CW's COVID Programming Reeks of Desperation

Written by PTC | Published August 19, 2020

The CW’s fall season got off to an early start with the debut this week of Dead Pixels, a British import about a group of three adults who can only be called adults in the loosest sense of the word.

Meg, Nicky and Usman are committed gamers. So much so that their entire lives revolve around “Kingdom Scrolls,” the elaborate, collaborative, online fantasy game they play together. They neglect diet, responsibility and social lives to play.

Usman is a married father with two small children. When his wife leaves him alone with the children, he dismissively refers to it as “childcare” rather than “parenting.” It soon becomes clear why. He is more invested in his game than in his children. The youngest he leaves in a playpen with a plywood top on it – effectively a cage. The older child he leaves to fend for herself. He tells his friends “So here's the thing they never tell you about childcare. It's [bleep] easy." He breathes a heavy sigh of relief when his wife returns home and he is finally “free.”

Meg is desperate for sex. Not a relationship. Just sex. When she does attempt a social life, her fantasy game world always interferes.

Nicky doesn’t even make a pretext of trying to have a life outside of gaming. It’s all he lives for.

Within the first two minutes of the series premiere, there are no less than five bleeped obscenities, making Dead Pixels a strange choice for the 8:00 time slot on a teen-targeted broadcast network otherwise populated with superheroes and comic-book characters. In fact, there were 28 bleeped obscenities in the 22-minute episode, most often “f**k,” as well as crude anatomical references and sexual innuendo, like:

Meg: "Because Alison set me up on a date with a man called Dale, and I am this close. Seriously, I can sniff [bleep]."
Nicky: "I see, well, while you're up to your gills in [bleep] and [bleep], we are under siege."

Meg: "My vagina is like a rare Penny Black [bleep]."

Meg: "Nobody panic, but there's a new guy in the office. He's here right now, he's like 10 meters away. And he is hot as balls. Oh, boys, I am feeling a stirring in the nubbin."
Usman: "Oh, geez, not the nubbin."
Meg: "I'm telling you, my female gonad has awakened from its slumbers."
Meg: "…I'm hitting the bogs because I am in the mood for some rubbin' of the nubbin."

Meg: "Nicky, I want this guy to stomp me. I want him to demolish my entire downtown area. I want him to gentrify me."

Meg: "Fine, he's a clacksman. He still has meat between his legs."

Meg: "So I met a guy at work who I like in the sense that I want to smash myself relentlessly into his privates."

Meg: "But also, do need to feed the beast in the basement, Alison, 'cause she needs her nutrients and she is growling."

Even critics agree Dead Pixels is a mismatch for the CW network.

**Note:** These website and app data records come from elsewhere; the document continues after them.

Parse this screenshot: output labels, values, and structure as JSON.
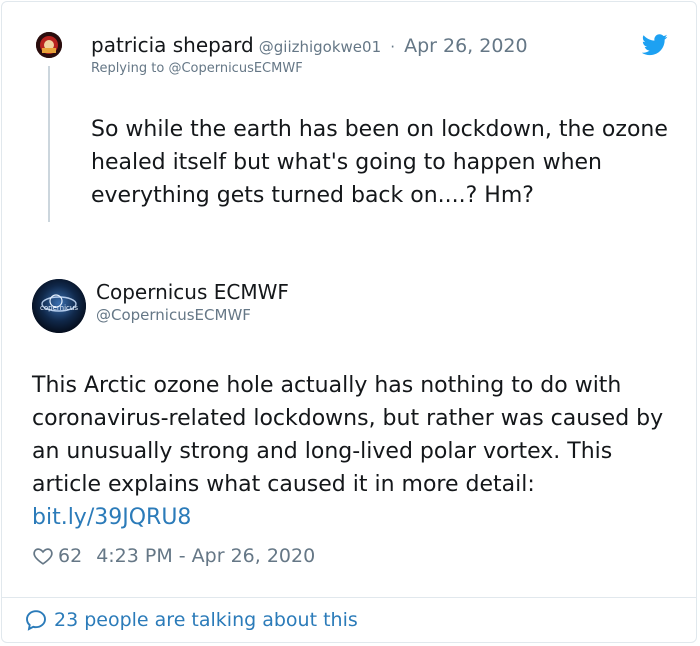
{
  "reply": {
    "name": "patricia shepard",
    "handle": "@giizhigokwe01",
    "separator": "·",
    "date": "Apr 26, 2020",
    "replying_prefix": "Replying to ",
    "replying_to": "@CopernicusECMWF",
    "text": "So while the earth has been on lockdown, the ozone healed itself but what's going to happen when everything gets turned back on....? Hm?"
  },
  "main": {
    "name": "Copernicus ECMWF",
    "handle": "@CopernicusECMWF",
    "avatar_label": "copernicus",
    "text_before_link": "This Arctic ozone hole actually has nothing to do with coronavirus-related lockdowns, but rather was caused by an unusually strong and long-lived polar vortex. This article explains what caused it in more detail: ",
    "link_text": "bit.ly/39JQRU8",
    "likes": "62",
    "timestamp": "4:23 PM - Apr 26, 2020"
  },
  "footer": {
    "talking": "23 people are talking about this"
  },
  "colors": {
    "twitter_blue": "#1da1f2",
    "link_blue": "#2b7bb9",
    "muted_gray": "#657786",
    "border": "#e1e8ed"
  },
  "icons": {
    "brand": "twitter-bird-icon",
    "like": "heart-icon",
    "conversation": "speech-bubble-icon"
  }
}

Mediapost TV critic Adam Buckman writes,

In “Dead Pixels,” the first mention of this woman’s obsession (yes, even more than her apparent obsession with this fictional video game) comes just after two minutes into the episode, and the subject then never ceases to be talked about.

Some of the dialogue is delivered in her workplace within earshot of others. It should go without saying, but in today’s world this kind of talk in the workplace is so socially unacceptable (indeed, it is a fireable offense) that TV shows positioned as satires of real-life situations should avoid it.

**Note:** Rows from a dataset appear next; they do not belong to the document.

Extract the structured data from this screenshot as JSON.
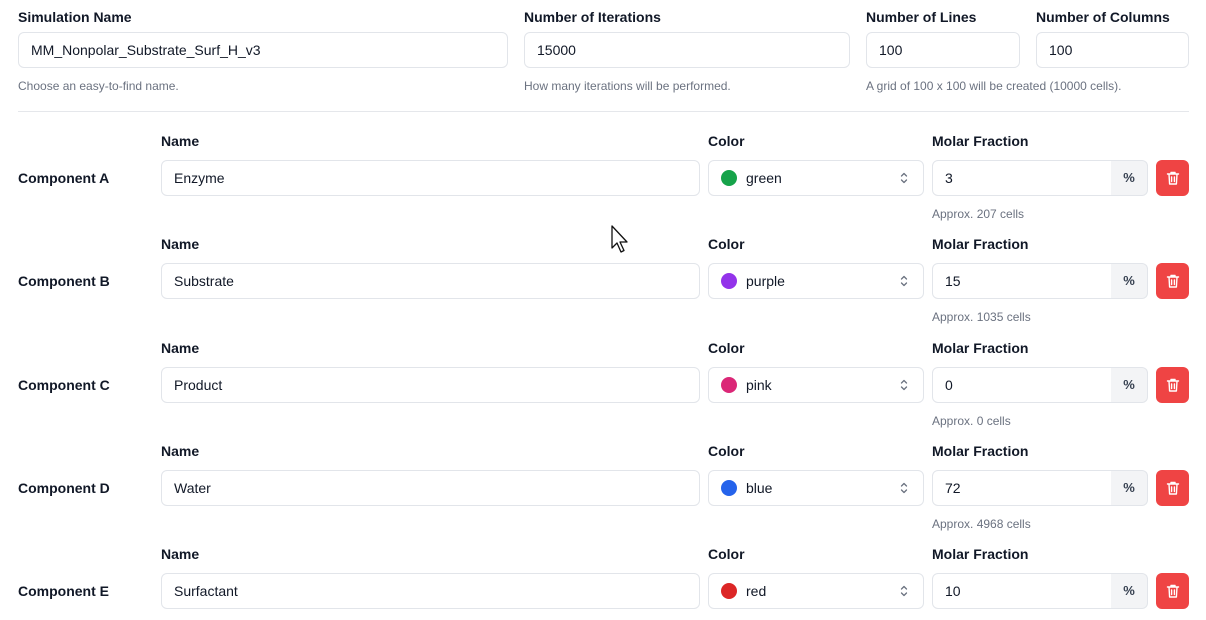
{
  "sim_name": {
    "label": "Simulation Name",
    "value": "MM_Nonpolar_Substrate_Surf_H_v3",
    "hint": "Choose an easy-to-find name."
  },
  "iterations": {
    "label": "Number of Iterations",
    "value": "15000",
    "hint": "How many iterations will be performed."
  },
  "lines": {
    "label": "Number of Lines",
    "value": "100"
  },
  "columns": {
    "label": "Number of Columns",
    "value": "100"
  },
  "grid_hint": "A grid of 100 x 100 will be created (10000 cells).",
  "column_labels": {
    "name": "Name",
    "color": "Color",
    "fraction": "Molar Fraction",
    "pct": "%"
  },
  "components": [
    {
      "label": "Component A",
      "name": "Enzyme",
      "color": "green",
      "color_hex": "#16a34a",
      "fraction": "3",
      "approx": "Approx. 207 cells"
    },
    {
      "label": "Component B",
      "name": "Substrate",
      "color": "purple",
      "color_hex": "#9333ea",
      "fraction": "15",
      "approx": "Approx. 1035 cells"
    },
    {
      "label": "Component C",
      "name": "Product",
      "color": "pink",
      "color_hex": "#db2777",
      "fraction": "0",
      "approx": "Approx. 0 cells"
    },
    {
      "label": "Component D",
      "name": "Water",
      "color": "blue",
      "color_hex": "#2563eb",
      "fraction": "72",
      "approx": "Approx. 4968 cells"
    },
    {
      "label": "Component E",
      "name": "Surfactant",
      "color": "red",
      "color_hex": "#dc2626",
      "fraction": "10",
      "approx": ""
    }
  ],
  "accent": {
    "delete": "#ef4444"
  },
  "icons": {
    "delete": "trash-icon",
    "select": "chevron-up-down-icon",
    "cursor": "mouse-pointer-icon"
  }
}
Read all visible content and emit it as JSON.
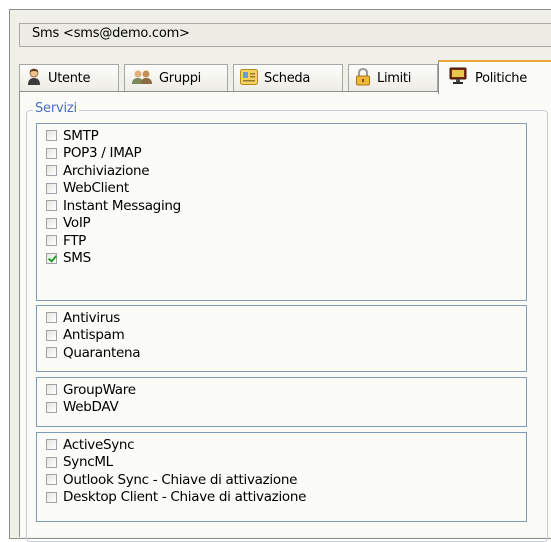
{
  "account": {
    "display": "Sms <sms@demo.com>"
  },
  "tabs": [
    {
      "label": "Utente",
      "icon": "user-icon"
    },
    {
      "label": "Gruppi",
      "icon": "group-icon"
    },
    {
      "label": "Scheda",
      "icon": "card-icon"
    },
    {
      "label": "Limiti",
      "icon": "lock-icon"
    },
    {
      "label": "Politiche",
      "icon": "monitor-icon",
      "active": true
    }
  ],
  "services": {
    "legend": "Servizi",
    "groups": [
      {
        "items": [
          {
            "label": "SMTP",
            "checked": false
          },
          {
            "label": "POP3 / IMAP",
            "checked": false
          },
          {
            "label": "Archiviazione",
            "checked": false
          },
          {
            "label": "WebClient",
            "checked": false
          },
          {
            "label": "Instant Messaging",
            "checked": false
          },
          {
            "label": "VoIP",
            "checked": false
          },
          {
            "label": "FTP",
            "checked": false
          },
          {
            "label": "SMS",
            "checked": true
          }
        ]
      },
      {
        "items": [
          {
            "label": "Antivirus",
            "checked": false
          },
          {
            "label": "Antispam",
            "checked": false
          },
          {
            "label": "Quarantena",
            "checked": false
          }
        ]
      },
      {
        "items": [
          {
            "label": "GroupWare",
            "checked": false
          },
          {
            "label": "WebDAV",
            "checked": false
          }
        ]
      },
      {
        "items": [
          {
            "label": "ActiveSync",
            "checked": false
          },
          {
            "label": "SyncML",
            "checked": false
          },
          {
            "label": "Outlook Sync - Chiave di attivazione",
            "checked": false
          },
          {
            "label": "Desktop Client - Chiave di attivazione",
            "checked": false
          }
        ]
      }
    ]
  },
  "colors": {
    "legend": "#4b6ec2",
    "group_border": "#7f9db9",
    "active_tab_accent": "#e8a53b",
    "check_mark": "#21a121"
  }
}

The dialogue about sex and this woman’s vagina is in fact so graphic that one wonders how on Earth this show ended up on The CW, which is a network aimed at teens (both young and old) along with young adults.

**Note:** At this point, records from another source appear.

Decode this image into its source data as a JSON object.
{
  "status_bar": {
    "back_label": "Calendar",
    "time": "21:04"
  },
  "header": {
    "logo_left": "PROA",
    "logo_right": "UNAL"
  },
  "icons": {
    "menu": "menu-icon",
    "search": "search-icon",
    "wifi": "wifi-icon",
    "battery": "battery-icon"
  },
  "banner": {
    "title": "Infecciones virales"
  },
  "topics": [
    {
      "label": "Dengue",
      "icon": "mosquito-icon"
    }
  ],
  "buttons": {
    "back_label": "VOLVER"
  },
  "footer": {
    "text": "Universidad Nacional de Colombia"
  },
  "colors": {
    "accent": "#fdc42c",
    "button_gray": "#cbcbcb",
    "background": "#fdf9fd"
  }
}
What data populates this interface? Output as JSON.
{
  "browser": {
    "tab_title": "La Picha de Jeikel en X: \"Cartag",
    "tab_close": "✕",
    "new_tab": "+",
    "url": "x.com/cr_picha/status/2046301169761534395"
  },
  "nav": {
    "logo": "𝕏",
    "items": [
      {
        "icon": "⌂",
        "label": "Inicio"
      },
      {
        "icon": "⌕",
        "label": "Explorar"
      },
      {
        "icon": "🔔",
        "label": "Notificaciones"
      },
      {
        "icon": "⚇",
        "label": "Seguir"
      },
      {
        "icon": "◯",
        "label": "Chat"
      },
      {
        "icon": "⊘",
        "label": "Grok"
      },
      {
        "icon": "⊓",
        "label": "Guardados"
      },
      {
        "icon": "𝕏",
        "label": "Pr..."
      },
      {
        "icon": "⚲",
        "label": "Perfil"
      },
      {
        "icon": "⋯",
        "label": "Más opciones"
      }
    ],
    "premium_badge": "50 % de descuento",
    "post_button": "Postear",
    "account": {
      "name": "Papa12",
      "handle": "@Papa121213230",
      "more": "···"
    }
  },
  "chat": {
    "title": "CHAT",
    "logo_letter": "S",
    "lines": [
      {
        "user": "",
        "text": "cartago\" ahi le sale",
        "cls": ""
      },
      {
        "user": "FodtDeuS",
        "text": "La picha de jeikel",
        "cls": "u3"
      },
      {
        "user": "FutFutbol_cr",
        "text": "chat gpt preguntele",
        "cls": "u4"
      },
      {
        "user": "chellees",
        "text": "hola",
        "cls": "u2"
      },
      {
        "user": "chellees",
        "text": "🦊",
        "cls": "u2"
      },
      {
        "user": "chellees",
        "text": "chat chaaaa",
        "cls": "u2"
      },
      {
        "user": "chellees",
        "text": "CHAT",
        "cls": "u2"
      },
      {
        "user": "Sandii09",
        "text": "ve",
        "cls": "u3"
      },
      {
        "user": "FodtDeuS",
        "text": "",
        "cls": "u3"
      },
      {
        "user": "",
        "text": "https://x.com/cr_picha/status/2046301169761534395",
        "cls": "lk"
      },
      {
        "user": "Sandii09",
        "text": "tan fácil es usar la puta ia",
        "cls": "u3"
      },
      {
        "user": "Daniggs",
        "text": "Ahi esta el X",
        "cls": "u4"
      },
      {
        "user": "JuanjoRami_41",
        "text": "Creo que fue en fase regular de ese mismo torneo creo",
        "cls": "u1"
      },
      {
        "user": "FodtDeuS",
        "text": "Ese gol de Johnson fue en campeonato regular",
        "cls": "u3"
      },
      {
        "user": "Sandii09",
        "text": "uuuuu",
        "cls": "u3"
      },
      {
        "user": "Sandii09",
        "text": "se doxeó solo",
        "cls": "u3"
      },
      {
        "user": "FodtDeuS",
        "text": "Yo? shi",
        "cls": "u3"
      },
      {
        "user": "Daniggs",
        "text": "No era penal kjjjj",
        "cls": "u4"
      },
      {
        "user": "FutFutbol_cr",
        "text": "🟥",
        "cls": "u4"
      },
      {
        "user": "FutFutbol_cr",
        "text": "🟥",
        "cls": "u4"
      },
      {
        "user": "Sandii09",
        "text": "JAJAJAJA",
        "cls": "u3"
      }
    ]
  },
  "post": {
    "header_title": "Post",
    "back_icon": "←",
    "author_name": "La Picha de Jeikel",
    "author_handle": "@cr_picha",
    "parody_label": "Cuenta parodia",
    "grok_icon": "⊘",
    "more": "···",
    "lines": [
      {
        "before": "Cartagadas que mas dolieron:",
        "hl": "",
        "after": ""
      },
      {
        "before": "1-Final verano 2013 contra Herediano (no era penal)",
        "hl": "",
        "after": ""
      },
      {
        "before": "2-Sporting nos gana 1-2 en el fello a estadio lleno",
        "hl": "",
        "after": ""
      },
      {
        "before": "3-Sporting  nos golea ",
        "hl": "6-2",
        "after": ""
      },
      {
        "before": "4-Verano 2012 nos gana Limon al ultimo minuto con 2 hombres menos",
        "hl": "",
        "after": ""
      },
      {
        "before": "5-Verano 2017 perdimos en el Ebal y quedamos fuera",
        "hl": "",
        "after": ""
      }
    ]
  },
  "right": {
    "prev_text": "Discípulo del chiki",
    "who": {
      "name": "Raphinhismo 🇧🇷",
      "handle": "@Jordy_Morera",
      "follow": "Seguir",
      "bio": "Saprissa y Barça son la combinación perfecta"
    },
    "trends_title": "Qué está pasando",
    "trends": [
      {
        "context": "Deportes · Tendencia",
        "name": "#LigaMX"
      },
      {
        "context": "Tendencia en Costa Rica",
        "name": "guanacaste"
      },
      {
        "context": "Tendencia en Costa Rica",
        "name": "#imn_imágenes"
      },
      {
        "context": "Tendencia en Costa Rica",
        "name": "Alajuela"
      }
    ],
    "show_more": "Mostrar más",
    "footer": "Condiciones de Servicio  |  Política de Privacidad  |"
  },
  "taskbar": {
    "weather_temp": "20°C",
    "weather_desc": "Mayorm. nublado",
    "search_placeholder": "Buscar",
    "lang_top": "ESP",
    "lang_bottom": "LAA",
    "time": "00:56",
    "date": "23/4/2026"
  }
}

This show would appear to be so out of sync with the rest of the content on The CW that you have to wonder if anyone at The CW bothered to watch it before blithely deciding to put it on TV.

That decision, whether rendered consciously or not, hints at desperation…

If Dead Pixels is a trial-run for how the broadcast networks will fill dead airtime during the COVID crisis, we’re all in for a bumpy ride this fall.